18599667. TEXT EXTRACTION USING OPTICAL CHARACTER RECOGNITION simplified abstract (Capital One Services, LLC)
TEXT EXTRACTION USING OPTICAL CHARACTER RECOGNITION
Organization Name
Inventor(s)
Chris Demchalk of Frisco TX (US)
Ryan M. Parker of Dallas TX (US)
Lokesh Vijay Kumar of Frisco TX (US)
Brian Fromknecht of Richardson TX (US)
TEXT EXTRACTION USING OPTICAL CHARACTER RECOGNITION - A simplified explanation of the abstract
This abstract first appeared for US patent application 18599667 titled 'TEXT EXTRACTION USING OPTICAL CHARACTER RECOGNITION
- Simplified Explanation: This patent application describes systems and methods for extracting text from a document using different OCR tools to identify and select high-quality text, which is then saved after error correction.
- Key Features and Innovation:
- Use of multiple OCR tools to extract text from a document - Comparison of metrics to select high-quality text - Application of error correction to improve text quality - Threshold comparison to ensure minimal quality before saving the text
- Potential Applications:
- Document digitization - Data entry automation - Text extraction for analysis or translation purposes
- Problems Solved:
- Ensures high-quality text extraction from documents - Reduces manual effort in text extraction and error correction - Improves accuracy and efficiency in digitizing documents
- Benefits:
- Saves time and effort in extracting text from documents - Increases accuracy and reliability of extracted text - Enables automated processing of document content
- Commercial Applications:
"Text Extraction and Error Correction System for Document Digitization and Data Entry Automation"
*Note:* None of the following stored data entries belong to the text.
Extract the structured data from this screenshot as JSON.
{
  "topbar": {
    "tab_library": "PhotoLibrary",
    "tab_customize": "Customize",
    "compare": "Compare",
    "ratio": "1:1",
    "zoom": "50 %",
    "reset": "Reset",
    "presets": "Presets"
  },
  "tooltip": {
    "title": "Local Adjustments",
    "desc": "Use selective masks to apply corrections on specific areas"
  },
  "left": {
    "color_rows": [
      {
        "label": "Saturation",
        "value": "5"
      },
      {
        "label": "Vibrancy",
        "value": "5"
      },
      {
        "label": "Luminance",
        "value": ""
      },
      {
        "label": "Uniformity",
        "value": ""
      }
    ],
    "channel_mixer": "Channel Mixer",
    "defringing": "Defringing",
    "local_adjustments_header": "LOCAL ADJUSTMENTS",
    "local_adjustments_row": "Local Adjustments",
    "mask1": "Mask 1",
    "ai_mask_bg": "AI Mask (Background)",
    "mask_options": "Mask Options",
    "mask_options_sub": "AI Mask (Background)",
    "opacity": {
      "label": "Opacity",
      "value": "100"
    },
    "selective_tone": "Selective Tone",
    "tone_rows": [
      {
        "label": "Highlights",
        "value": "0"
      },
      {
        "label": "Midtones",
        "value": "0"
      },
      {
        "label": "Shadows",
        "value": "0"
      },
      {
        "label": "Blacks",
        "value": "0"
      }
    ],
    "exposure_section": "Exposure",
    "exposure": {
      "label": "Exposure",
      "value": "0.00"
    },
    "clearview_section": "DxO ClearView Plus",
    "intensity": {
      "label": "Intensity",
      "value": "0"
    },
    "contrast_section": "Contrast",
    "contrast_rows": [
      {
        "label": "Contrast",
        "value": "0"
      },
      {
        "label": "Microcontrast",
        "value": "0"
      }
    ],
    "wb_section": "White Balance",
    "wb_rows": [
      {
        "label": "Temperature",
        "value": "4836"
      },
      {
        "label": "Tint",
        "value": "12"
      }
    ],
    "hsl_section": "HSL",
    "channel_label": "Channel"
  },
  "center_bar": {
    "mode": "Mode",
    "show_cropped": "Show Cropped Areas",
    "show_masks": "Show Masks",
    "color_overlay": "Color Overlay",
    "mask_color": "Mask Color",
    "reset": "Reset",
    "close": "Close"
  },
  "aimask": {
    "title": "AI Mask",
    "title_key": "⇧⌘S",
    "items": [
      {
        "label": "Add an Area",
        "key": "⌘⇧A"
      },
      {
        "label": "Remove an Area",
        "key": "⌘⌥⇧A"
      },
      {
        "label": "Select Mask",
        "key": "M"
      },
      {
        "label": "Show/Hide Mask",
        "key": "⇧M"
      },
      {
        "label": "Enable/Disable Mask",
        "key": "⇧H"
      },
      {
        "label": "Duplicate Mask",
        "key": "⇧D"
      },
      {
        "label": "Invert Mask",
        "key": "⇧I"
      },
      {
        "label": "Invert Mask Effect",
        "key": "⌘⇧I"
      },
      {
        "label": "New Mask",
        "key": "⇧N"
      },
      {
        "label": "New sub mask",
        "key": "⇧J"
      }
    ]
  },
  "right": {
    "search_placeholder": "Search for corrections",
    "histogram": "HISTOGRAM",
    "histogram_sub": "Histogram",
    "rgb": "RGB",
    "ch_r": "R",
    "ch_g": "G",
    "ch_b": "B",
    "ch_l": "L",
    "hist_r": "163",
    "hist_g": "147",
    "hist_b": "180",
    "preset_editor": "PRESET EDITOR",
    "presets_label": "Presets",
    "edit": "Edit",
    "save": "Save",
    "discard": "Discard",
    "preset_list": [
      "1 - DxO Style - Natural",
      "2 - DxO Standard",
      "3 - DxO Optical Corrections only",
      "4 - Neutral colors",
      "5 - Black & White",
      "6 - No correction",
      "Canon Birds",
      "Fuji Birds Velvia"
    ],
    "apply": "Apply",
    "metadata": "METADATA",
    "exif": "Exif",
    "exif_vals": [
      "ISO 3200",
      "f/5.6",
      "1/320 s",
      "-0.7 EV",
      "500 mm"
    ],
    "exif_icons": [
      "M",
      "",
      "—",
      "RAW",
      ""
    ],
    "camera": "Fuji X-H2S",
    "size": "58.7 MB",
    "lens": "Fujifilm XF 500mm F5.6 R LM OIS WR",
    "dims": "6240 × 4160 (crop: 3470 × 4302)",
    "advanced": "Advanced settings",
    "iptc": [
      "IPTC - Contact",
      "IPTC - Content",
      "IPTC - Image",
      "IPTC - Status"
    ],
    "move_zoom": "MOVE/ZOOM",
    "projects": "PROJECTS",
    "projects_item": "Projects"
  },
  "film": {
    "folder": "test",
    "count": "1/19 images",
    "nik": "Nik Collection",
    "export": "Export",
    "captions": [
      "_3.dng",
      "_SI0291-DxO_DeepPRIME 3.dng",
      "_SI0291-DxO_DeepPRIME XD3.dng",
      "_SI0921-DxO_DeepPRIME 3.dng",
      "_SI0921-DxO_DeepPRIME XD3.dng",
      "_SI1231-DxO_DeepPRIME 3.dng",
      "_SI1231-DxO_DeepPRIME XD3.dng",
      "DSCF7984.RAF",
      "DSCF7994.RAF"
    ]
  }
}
- Questions about Text Extraction and Error Correction System:
1. How does the system compare different versions of extracted text to select the highest quality? 2. What types of errors specific to OCR tools or document contents can the error correction address?
Original Abstract Submitted
Provided herein are systems and methods for extracting text from a document. Different optical character recognition (OCR) tools are used to extract different versions of the text in the document. Metrics evaluating the quality of the extracted text are compared to identify and select higher quality extracted text. A selected portion of text is compared to a threshold to ensure minimal quality. The selected portion of text is then saved. Error correction can be applied to the selected portion of text based on errors specific to the OCR tools or the document contents.